Personal information
- Full name: James Brenton Thiel
- Born: 24 March 1956 Loxton, South Australia
- Died: 8 September 1986 (aged 30) Adelaide CBD
- Debut: 19th May 1975, Norwood vs. West Adelaide, at AAMI Stadium
- Position: Centre Half Forward

Playing career
- Years: Club / Games (Goals)
- 1975-1984: Norwood / 156 (71)

Career highlights
- Grand Final: 1975 & 1982;

= Jim Thiel =

Australian rules footballer

Jim Thiel was an Australian rules footballer who played in the South Australian National Football League ('SANFL') for the Norwood Football Club from 1975 to 1984.
Thiel is remembered as one of the club's greats, making significant contributions to the team, including two premierships. He died at the age of 30 in a building site accident in 1986.

==Early life==

Jim Thiel was born on 24 March 1956 in Loxton, South Australia. Raised in regional South Australia, he moved to Adelaide in the early 1970s to pursue his football career. He lived at Carmel Court, a shared accommodation provided by Norwood for country recruits, and attended Norwood High School.

==Playing career==

In his first season, Thiel replaced the injured Ian Stasinowsky during the finals and helped Norwood win the 1975 premiership. His performances that year earned him the club's Best First-Year Player award. Over the next several years, Thiel established himself as a crucial and "highly skilled" part of Norwood's lineup.

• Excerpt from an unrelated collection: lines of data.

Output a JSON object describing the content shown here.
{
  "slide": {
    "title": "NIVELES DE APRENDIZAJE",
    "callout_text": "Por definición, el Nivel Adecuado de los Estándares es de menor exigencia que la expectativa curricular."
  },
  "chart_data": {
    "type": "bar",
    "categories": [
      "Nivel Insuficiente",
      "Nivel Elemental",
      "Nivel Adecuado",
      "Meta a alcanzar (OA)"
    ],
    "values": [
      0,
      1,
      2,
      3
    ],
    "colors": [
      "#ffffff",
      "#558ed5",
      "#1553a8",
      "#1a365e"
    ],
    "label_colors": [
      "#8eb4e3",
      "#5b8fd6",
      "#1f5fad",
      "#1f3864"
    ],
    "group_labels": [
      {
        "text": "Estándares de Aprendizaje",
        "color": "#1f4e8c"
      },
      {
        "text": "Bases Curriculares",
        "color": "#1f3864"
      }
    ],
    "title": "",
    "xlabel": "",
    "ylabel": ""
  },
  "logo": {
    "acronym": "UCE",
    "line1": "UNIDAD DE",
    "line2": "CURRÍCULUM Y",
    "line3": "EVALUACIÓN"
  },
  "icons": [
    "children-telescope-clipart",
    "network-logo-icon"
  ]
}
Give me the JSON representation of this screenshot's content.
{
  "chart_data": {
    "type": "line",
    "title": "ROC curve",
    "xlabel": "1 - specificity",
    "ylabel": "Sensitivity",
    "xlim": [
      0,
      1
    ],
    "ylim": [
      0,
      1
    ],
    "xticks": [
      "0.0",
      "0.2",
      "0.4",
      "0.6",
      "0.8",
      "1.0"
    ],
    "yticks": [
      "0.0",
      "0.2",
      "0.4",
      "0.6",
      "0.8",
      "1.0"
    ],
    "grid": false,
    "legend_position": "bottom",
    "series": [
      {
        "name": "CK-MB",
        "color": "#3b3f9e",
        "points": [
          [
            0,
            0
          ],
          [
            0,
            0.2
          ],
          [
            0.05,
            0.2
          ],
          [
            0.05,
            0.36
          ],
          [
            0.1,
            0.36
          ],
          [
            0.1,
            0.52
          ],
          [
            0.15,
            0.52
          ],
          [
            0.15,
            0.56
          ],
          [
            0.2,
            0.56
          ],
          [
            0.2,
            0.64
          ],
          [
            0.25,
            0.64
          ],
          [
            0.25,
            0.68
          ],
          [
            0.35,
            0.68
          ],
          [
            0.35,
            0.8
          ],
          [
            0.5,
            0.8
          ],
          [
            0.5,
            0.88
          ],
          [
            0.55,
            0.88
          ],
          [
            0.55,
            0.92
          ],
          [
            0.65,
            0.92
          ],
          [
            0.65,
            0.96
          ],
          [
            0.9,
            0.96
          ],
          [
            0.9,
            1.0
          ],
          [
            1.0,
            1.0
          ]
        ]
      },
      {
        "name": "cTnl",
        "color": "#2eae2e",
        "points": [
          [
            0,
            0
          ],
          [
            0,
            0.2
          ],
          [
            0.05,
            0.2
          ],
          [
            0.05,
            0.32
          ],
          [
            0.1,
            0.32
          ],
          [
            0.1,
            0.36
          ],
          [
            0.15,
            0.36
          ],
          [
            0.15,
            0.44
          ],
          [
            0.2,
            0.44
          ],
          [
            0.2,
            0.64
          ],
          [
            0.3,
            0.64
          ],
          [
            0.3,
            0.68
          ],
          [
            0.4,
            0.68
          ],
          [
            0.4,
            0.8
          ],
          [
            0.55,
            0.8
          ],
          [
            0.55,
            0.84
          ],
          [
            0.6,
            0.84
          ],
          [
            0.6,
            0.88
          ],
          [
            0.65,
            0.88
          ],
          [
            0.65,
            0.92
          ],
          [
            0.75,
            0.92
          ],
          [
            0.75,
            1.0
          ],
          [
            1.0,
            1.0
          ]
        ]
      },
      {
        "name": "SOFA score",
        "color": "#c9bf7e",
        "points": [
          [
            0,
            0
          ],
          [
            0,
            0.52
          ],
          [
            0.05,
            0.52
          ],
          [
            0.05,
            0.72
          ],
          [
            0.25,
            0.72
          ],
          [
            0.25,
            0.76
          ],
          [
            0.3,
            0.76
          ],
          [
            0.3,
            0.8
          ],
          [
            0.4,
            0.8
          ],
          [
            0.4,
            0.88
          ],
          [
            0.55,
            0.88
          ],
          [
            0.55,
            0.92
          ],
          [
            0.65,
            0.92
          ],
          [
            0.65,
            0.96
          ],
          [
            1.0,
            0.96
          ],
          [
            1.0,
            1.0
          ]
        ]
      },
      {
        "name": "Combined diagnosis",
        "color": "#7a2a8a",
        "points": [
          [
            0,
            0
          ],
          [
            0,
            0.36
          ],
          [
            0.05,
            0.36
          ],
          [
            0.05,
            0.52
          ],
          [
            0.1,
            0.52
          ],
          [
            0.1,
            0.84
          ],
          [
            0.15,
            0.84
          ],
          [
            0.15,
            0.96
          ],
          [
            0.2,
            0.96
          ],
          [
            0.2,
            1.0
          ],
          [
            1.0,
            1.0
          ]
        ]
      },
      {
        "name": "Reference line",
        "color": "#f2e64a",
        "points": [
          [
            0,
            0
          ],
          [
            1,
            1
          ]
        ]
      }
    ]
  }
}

He played a pivotal role in Norwood’s second premiership in 1982, and over his career, Thiel played 156 games and kicked 71 goals for the club.

==Injury and retirement==
Thiel experienced a series of knee injuries, beginning with a severe injury in 1977 that required knee reconstruction. Despite his injuries, Thiel remained one of the SANFL's best centre half forwards until his early retirement in 1984 at the age of 28. His career was cut short by his injuries.

==Legacy==

Thiel was posthumously awarded Life Membership by the Norwood Football Club in recognition of his service to the team.

==Death==

Thiel died on 8 September 1986 at the age of 30. He died in a building site accident when a trench collapsed during plumbing work in Adelaide.